2. Add Chinese Word Segmentation:

There are two main directions: 1), \ SRC \ clucene \ analysis \ Standard \ standardtokenizer. cpp
This class implements the most basic text splitting function, including English Word Segmentation and digital extraction. Although CJK word extraction is included, it is not perfect. Improve standardtokenizer: readcjk to process Chinese functions. 2) Add a new chinesetokenizer. CPP is used to process Chinese word segmentation. 3) Chinese Word Segmentation Method: 2. Based on the dictionary matching method, determine the appropriate method as needed. The more complicated the problem, the better.

It took me about two weeks to track the index creation and Query Process in clucene. In the end, I only changed a few lines of code to implement a simple 2-Word Segmentation Method and implement Chinese search.

Detailed URL Information:




NextArticleVery good. I have elaborated on the system architecture and some object hierarchies, which will help you to have a deep understanding of Lucene and recommend it to you.

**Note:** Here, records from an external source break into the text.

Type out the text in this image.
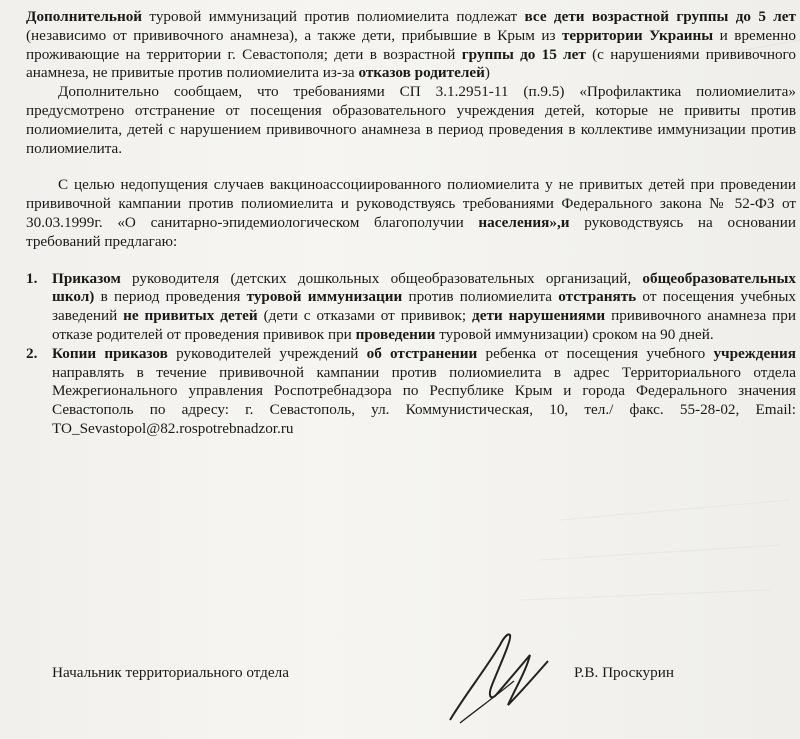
Дополнительной туровой иммунизаций против полиомиелита подлежат все дети возрастной группы до 5 лет (независимо от прививочного анамнеза), а также дети, прибывшие в Крым из территории Украины и временно проживающие на территории г. Севастополя; дети в возрастной группы до 15 лет (с нарушениями прививочного анамнеза, не привитые против полиомиелита из-за отказов родителей)

Дополнительно сообщаем, что требованиями СП 3.1.2951-11 (п.9.5) «Профилактика полиомиелита» предусмотрено отстранение от посещения образовательного учреждения детей, которые не привиты против полиомиелита, детей с нарушением прививочного анамнеза в период проведения в коллективе иммунизации против полиомиелита.

С целью недопущения случаев вакциноассоциированного полиомиелита у не привитых детей при проведении прививочной кампании против полиомиелита и руководствуясь требованиями Федерального закона № 52-ФЗ от 30.03.1999г. «О санитарно-эпидемиологическом благополучии населения»,и руководствуясь на основании требований предлагаю:

1. Приказом руководителя (детских дошкольных общеобразовательных организаций, общеобразовательных школ) в период проведения туровой иммунизации против полиомиелита отстранять от посещения учебных заведений не привитых детей (дети с отказами от прививок; дети нарушениями прививочного анамнеза при отказе родителей от проведения прививок при проведении туровой иммунизации) сроком на 90 дней.
2. Копии приказов руководителей учреждений об отстранении ребенка от посещения учебного учреждения направлять в течение прививочной кампании против полиомиелита в адрес Территориального отдела Межрегионального управления Роспотребнадзора по Республике Крым и города Федерального значения Севастополь по адресу: г. Севастополь, ул. Коммунистическая, 10, тел./ факс. 55-28-02, Email: TO_Sevastopol@82.rospotrebnadzor.ru
Начальник территориального отдела	Р.В. Проскурин
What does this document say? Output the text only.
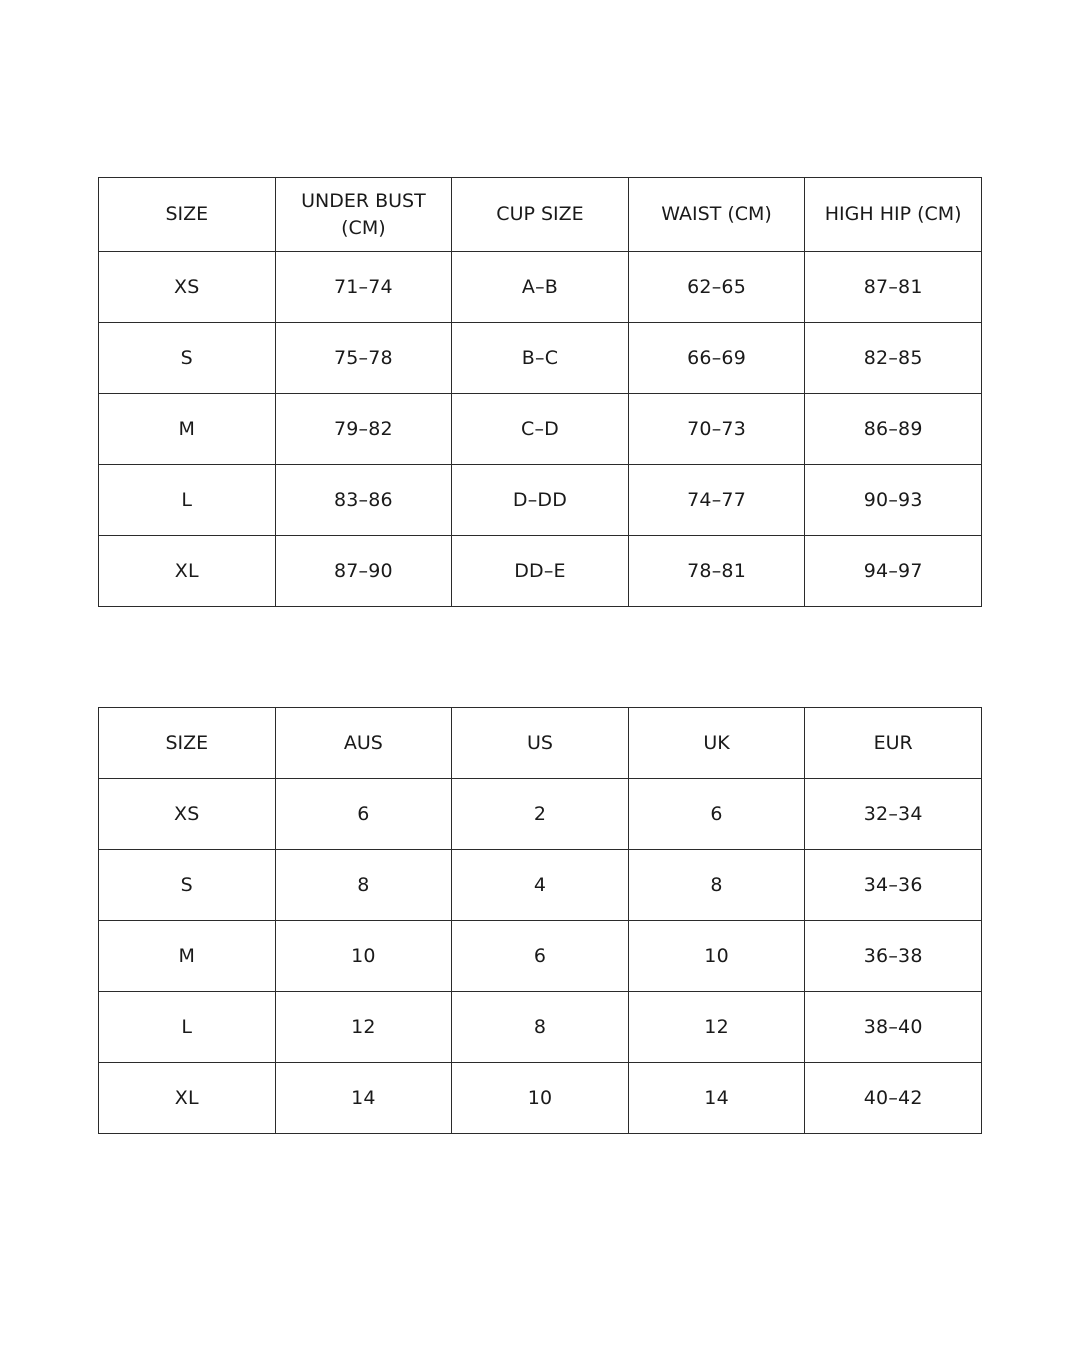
SIZE	UNDER BUST (CM)	CUP SIZE	WAIST (CM)	HIGH HIP (CM)
XS	71–74	A–B	62–65	87–81
S	75–78	B–C	66–69	82–85
M	79–82	C–D	70–73	86–89
L	83–86	D–DD	74–77	90–93
XL	87–90	DD–E	78–81	94–97
SIZE	AUS	US	UK	EUR
XS	6	2	6	32–34
S	8	4	8	34–36
M	10	6	10	36–38
L	12	8	12	38–40
XL	14	10	14	40–42
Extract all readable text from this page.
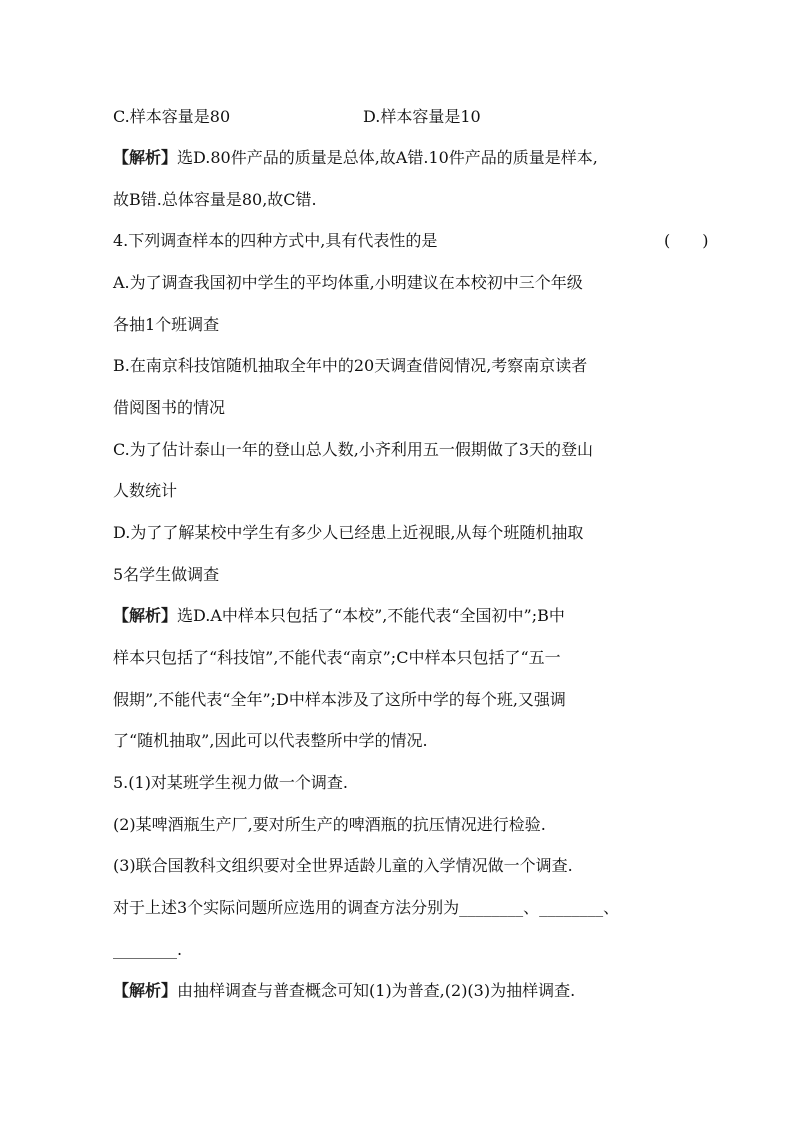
C.样本容量是80	D.样本容量是10
【解析】选D.80件产品的质量是总体,故A错.10件产品的质量是样本,
故B错.总体容量是80,故C错.
4.下列调查样本的四种方式中,具有代表性的是	(　　)
A.为了调查我国初中学生的平均体重,小明建议在本校初中三个年级
各抽1个班调查
B.在南京科技馆随机抽取全年中的20天调查借阅情况,考察南京读者
借阅图书的情况
C.为了估计泰山一年的登山总人数,小齐利用五一假期做了3天的登山
人数统计
D.为了了解某校中学生有多少人已经患上近视眼,从每个班随机抽取
5名学生做调查
【解析】选D.A中样本只包括了“本校”,不能代表“全国初中”;B中
样本只包括了“科技馆”,不能代表“南京”;C中样本只包括了“五一
假期”,不能代表“全年”;D中样本涉及了这所中学的每个班,又强调
了“随机抽取”,因此可以代表整所中学的情况.
5.(1)对某班学生视力做一个调查.
(2)某啤酒瓶生产厂,要对所生产的啤酒瓶的抗压情况进行检验.
(3)联合国教科文组织要对全世界适龄儿童的入学情况做一个调查.
对于上述3个实际问题所应选用的调查方法分别为________、________、
________.
【解析】由抽样调查与普查概念可知(1)为普查,(2)(3)为抽样调查.
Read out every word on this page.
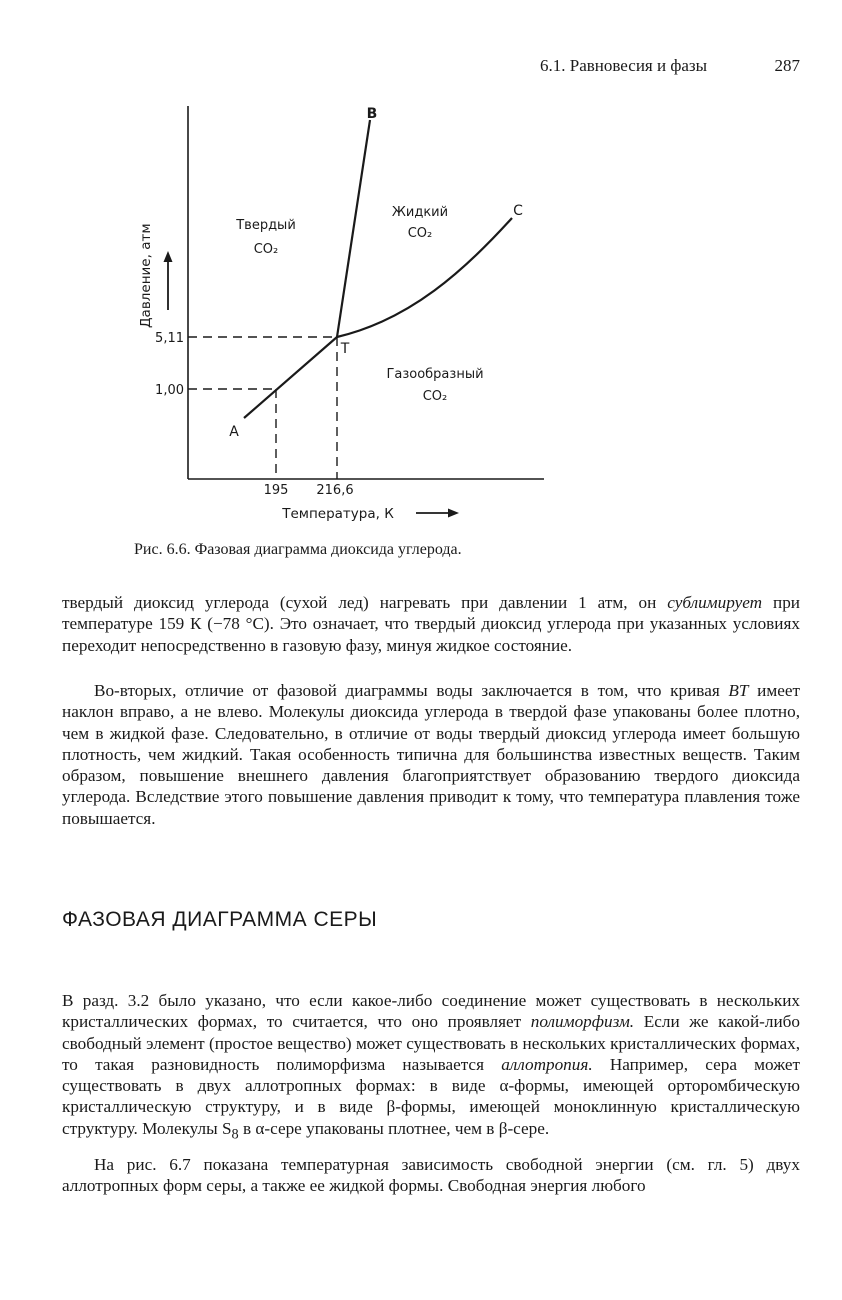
6.1. Равновесия и фазы	287
Давление, атм
5,11
1,00
195 216,6
Температура, К
B
C
A
T
Твердый
CO₂
Жидкий
CO₂
Газообразный
CO₂
Рис. 6.6. Фазовая диаграмма диоксида углерода.

твердый диоксид углерода (сухой лед) нагревать при давлении 1 атм, он сублимирует при температуре 159 К (−78 °С). Это означает, что твердый диоксид углерода при указанных условиях переходит непосредственно в газовую фазу, минуя жидкое состояние.

Во-вторых, отличие от фазовой диаграммы воды заключается в том, что кривая BT имеет наклон вправо, а не влево. Молекулы диоксида углерода в твердой фазе упакованы более плотно, чем в жидкой фазе. Следовательно, в отличие от воды твердый диоксид углерода имеет большую плотность, чем жидкий. Такая особенность типична для большинства известных веществ. Таким образом, повышение внешнего давления благоприятствует образованию твердого диоксида углерода. Вследствие этого повышение давления приводит к тому, что температура плавления тоже повышается.

ФАЗОВАЯ ДИАГРАММА СЕРЫ

В разд. 3.2 было указано, что если какое-либо соединение может существовать в нескольких кристаллических формах, то считается, что оно проявляет полиморфизм. Если же какой-либо свободный элемент (простое вещество) может существовать в нескольких кристаллических формах, то такая разновидность полиморфизма называется аллотропия. Например, сера может существовать в двух аллотропных формах: в виде α-формы, имеющей орторомбическую кристаллическую структуру, и в виде β-формы, имеющей моноклинную кристаллическую структуру. Молекулы $S_8$ в α-сере упакованы плотнее, чем в β-сере.

На рис. 6.7 показана температурная зависимость свободной энергии (см. гл. 5) двух аллотропных форм серы, а также ее жидкой формы. Свободная энергия любого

Open Source code Full-text retrieval engine of javasehttp: //

For Chinese word segmentation, the requirements are generally relatively simple and do not need to be too complicated. You can try it at will. For large systems, after all, speed is very important.

Contact Us

The content source of this page is from Internet, which doesn't represent Alibaba Cloud's opinion; products and services mentioned on that page don't have any relationship with Alibaba Cloud. If the content of the page makes you feel confusing, please write us an email, we will handle the problem within 5 days after receiving your email.

If you find any instances of plagiarism from the community, please send an email to: and provide relevant evidence. A staff member will contact you within 5 working days.

A Free Trial That Lets You Build Big!

Start building with 50+ products and up to 12 months usage for Elastic Compute Service

  • Sales Support

    1 on 1 presale consultation

  • After-Sales Support

    24/7 Technical Support 6 Free Tickets per Quarter Faster Response

  • Alibaba Cloud offers highly flexible support services tailored to meet your exact needs.